Il modello olandese che ha smascherato il killer brusone

di Gianfranco Quaglia

Il soccorso è arrivato dai Paesi Bassi. Meglio sarebbe dire: dall’intuizione di un ricercatore italiano, Massimo Biloni, che anni fa andò a specializzarsi all’Università di Wageningen (Olanda) e portò a casa il know how appreso nei laboratori di quei centri avanzati nella lotta ai patogeni in agricoltura. Uno dei pochi casi in cui non si è attuata la fuga dei cervelli, ma una volta tanto c’è stato un ritorno di capitale umano e intellettuale. Massimo Biloni, direttore generale Sapise, (Sardo-piemontese-sementi) ha importato il modello matematico sperimentato con gli olandesi. Si chiama SiRBInt (Simulation of rice blast interaction). Tornato in Italia, Biloni ha messo a punto con Marinella Rodolfi (Università di Pavia) quel modello ricavandone un sistema avanzato per applicarlo alle nostre risaie, finalizzato al monitoraggio della «Pyricularia grisea» (Brusone), il fungo che attacca le pianticelle di riso fino a ridurne la produzione. Il modello è stato utilizzato anche in questa estate torrida (la più calda della storia, secondo i meteorologi): la lotta al brusone nel Vercellese e Novarese è ormai diventata strutturale, tanto che da giugno a fine agosto due bollettini settimanali sono inviati via email o sms ad agricoltori e organizzazioni del settore per avvisarli dell’arrivo imminente del fungo. Il modello si basa sull’incrocio dei dati meteo con quelli trasmessi da centraline che raccolgono le spore del fungo diffuse nell’aria.

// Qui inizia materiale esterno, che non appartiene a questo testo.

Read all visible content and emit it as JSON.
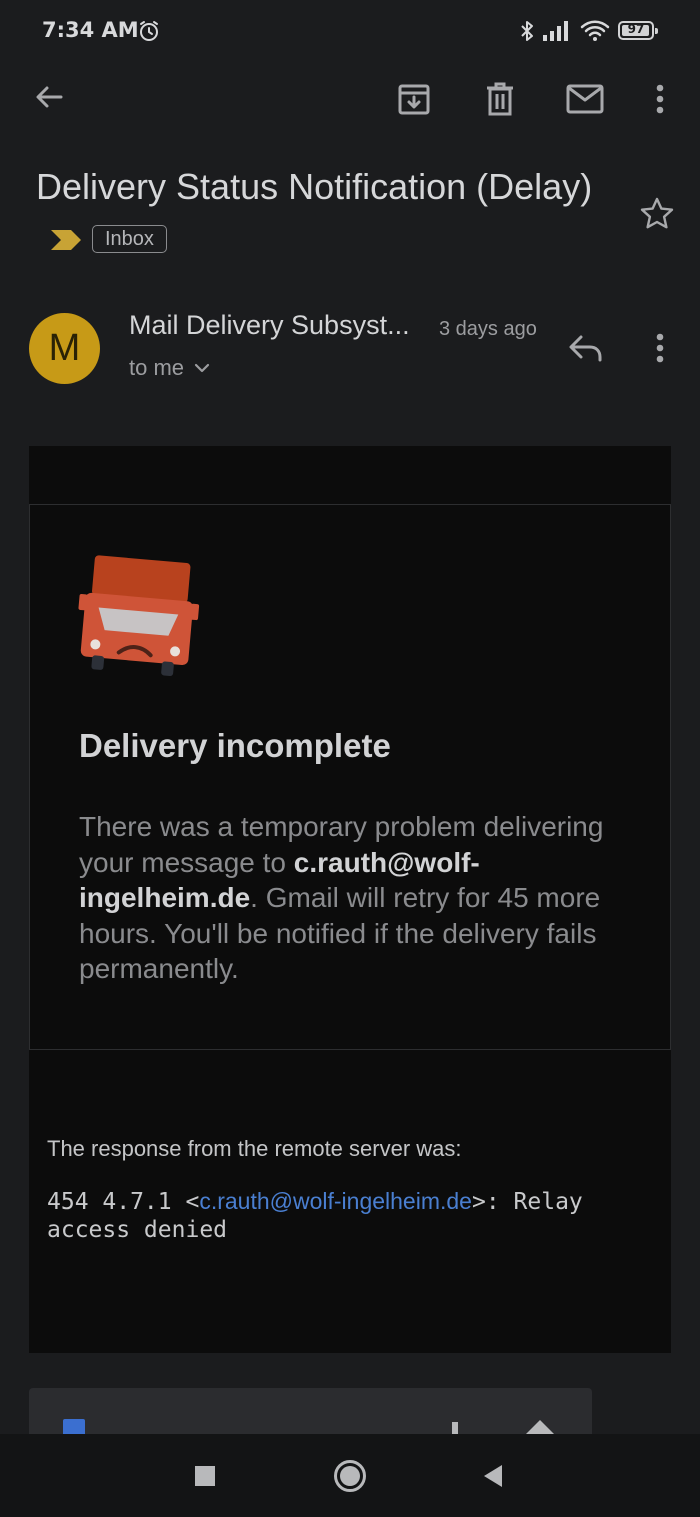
{
  "status_bar": {
    "time": "7:34 AM",
    "battery": "97",
    "battery_level": 0.97
  },
  "toolbar": {
    "icons": [
      "back-arrow-icon",
      "archive-icon",
      "trash-icon",
      "mark-unread-icon",
      "more-vert-icon"
    ]
  },
  "email": {
    "subject": "Delivery Status Notification (Delay)",
    "label": "Inbox",
    "sender": {
      "avatar_letter": "M",
      "avatar_color": "#c79a17",
      "name": "Mail Delivery Subsyst...",
      "time": "3 days ago",
      "recipients": "to me"
    },
    "card": {
      "title": "Delivery incomplete",
      "text_before": "There was a temporary problem delivering your message to ",
      "address": "c.rauth@wolf-ingelheim.de",
      "text_after": ". Gmail will retry for 45 more hours. You'll be notified if the delivery fails permanently."
    },
    "response": {
      "label": "The response from the remote server was:",
      "code_prefix": "454 4.7.1 <",
      "code_link": "c.rauth@wolf-ingelheim.de",
      "code_suffix": ">: Relay access denied"
    }
  },
  "colors": {
    "background": "#1b1c1e",
    "message_bg": "#0c0c0c",
    "link": "#4a7fd1",
    "importance": "#c8a335"
  }
}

Il sistema suggerisce quando effettuare eventuali interventi chimici in periodi mirati, una terapia volta a preservare il più possibile l’ambiente e ridurre gli sprechi. Giulia Baldrighi, presidente della Fondazione Agraria Novarese, che con il sostegno della Fondazione Banca Popolare di Novara ha coordinato l’iniziativa anche nel 2015, si dice soddisfatta dei risultati: «Le particolari condizioni climatiche di questa estate, caratterizzate da un caldo secco, non hanno favorito l’insorgenza del brusone se non in minima parte. I parametri di rischio, da zero a tre, soltanto in pochi casi hanno raggiunto il livello uno».

Ma senza quelle «sentinelle» in campo l’agricoltore sarebbe andato a lume di naso irrorando prodotti antiparassitari in quantità superiore alle necessità reali.